The wearable would deliver naloxone, a medication that can reverse overdose symptoms.
 
An online platform that would use data to monitor the user would be connected to the wearable.
 
The startup, housed at tekMountain, is in the data collection phase. Its goal is to learn what factors cause opioid addiction and what helped those who have recovered.
 
“We’re trying to improve efficiencies of treatment centers by finding out from data what contributes to successful treatment the most and what can be improved to have greater success,” Trofimchuk said.
 
While there is data available on opioid misuse and treatment, opi- AID needs more to be able to apply machine learning and eventually cater the data to each individual.
 
“One big challenge that I see with treating opioid use disorder is the ability for our partners to be able to share data and share best practices,” Reeser said. “There is a data compliance law around opioid addiction; it’s so strict it keeps us from sharing data. How can you learn from each other when you can’t even share the data?”
 
opiAID has applied for a Small Business Innovation Research grant from the National Institutes of Health that would be used for research and development, Reeser said.
 
Reeser and Trofimchuk, also founders of IT Works, a cloud-based information technology company in Wilmington, have been working with local professors and specialists to be able to ensure that opiAID is medically valid.
 
They include opiAID chief medical officer Douglas Waldrep, a psychiatrist who specializes in substance abuse with New Hanover Regional Medical Center; David MacQueen, a clinical psychologist and assistant professor with the University of North Carolina Wilmington; and Wendy Donlin, an experimental psychologist and associate professor at UNCW.
 
opiAID is incubating with AI Bridge, a local organization whose goal is to create an ecosystem for companies that want to use AI to solve an issue. Both Reeser and Trofimchuk are part of AI Bridge.
 
As part of its efforts, AI Bridge will be bringing Rob Nail, CEO and founder of Singularity University, a tech education organization, to speak about artificial intelligence in Wilmington in the fall.
 
One important component for tackling the opioid epidemic is addressing the stigmas around opioid use disorder, Reeser said.
 
That is why opiAID’s mission is to work with neighbors and partners, two terms they have chosen that identify those with addiction problems – called “neighbors” – and individuals and organizations seeking to help, which are called “partners.”
 
“Everyone has a physiological capacity to become addicted to an opiate drug.
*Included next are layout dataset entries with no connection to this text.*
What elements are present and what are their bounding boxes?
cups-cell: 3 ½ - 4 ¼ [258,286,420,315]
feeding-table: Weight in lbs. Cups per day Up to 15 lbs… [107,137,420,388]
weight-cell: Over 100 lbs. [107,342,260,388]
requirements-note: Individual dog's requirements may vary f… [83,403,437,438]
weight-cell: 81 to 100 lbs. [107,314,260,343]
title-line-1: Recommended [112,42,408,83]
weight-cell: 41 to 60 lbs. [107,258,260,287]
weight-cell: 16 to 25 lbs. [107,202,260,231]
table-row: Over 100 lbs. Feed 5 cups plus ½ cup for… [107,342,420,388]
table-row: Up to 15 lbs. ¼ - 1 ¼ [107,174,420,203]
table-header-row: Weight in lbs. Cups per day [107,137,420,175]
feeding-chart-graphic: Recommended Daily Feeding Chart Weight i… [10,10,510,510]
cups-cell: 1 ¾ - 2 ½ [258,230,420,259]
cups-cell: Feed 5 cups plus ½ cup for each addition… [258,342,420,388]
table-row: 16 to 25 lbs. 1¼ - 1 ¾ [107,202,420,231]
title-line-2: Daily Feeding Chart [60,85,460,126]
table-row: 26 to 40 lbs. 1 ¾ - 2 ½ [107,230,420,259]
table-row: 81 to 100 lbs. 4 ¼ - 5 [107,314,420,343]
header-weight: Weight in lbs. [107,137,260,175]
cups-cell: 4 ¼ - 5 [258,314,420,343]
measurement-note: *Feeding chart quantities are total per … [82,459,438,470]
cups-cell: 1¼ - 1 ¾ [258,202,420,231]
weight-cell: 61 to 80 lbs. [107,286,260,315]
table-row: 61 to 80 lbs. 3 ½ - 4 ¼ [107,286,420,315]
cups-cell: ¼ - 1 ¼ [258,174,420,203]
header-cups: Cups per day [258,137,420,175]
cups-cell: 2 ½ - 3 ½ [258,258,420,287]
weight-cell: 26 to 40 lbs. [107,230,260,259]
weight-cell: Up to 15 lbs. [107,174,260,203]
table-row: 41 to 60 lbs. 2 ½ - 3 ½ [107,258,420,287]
So, it’s not a moral failing; it's a physiologic response,” Reeser said. “We honor that by calling them our neighbors because they deserve love, respect and a solution that’s actually going to help them recover more effectively.”
 
The goal is to have the first commercial- grade version of opiAID available in July or August 2020, Reeser said.
 
“It’ll likely look like a software and a platform in addition to a wearable,” Reeser said. “The wearable won’t have some of the bells and whistles that the future wearable will, but it will have the capacity to learn and to be biometrically tuned to the individual so we can know what uniquely looks like a craving for one of other neighbors.”
 
The naloxone delivery feature for the wearable is a few years down the road because of studies and U.S. Food and Drug Administration approval that have to take place before it can be used.
 
opiAID’s founders plan on not monetizing the product in Wilmington, Reeser said, and when it expands to other areas, users should be able to get a wearable for free.
 
“The strategy that we’re taking is that no neighbor will ever directly pay for this,” Reeser said. “If they are coming from a clinician rehab program, the rehab will pay for the software.”
 
Insurance should also be able to cover the costs, he said.
 
“The overarching goal of what we’re trying to accomplish is very simple. The means to get there, maybe a little bit more complicated,” Reeser said. “Ultimately, we just want to save some neighbors, and we believe the approach to do that is to use lots of data to help us create custom treatment plans and to get real-time insight on how someone’s recovering by using wearables.”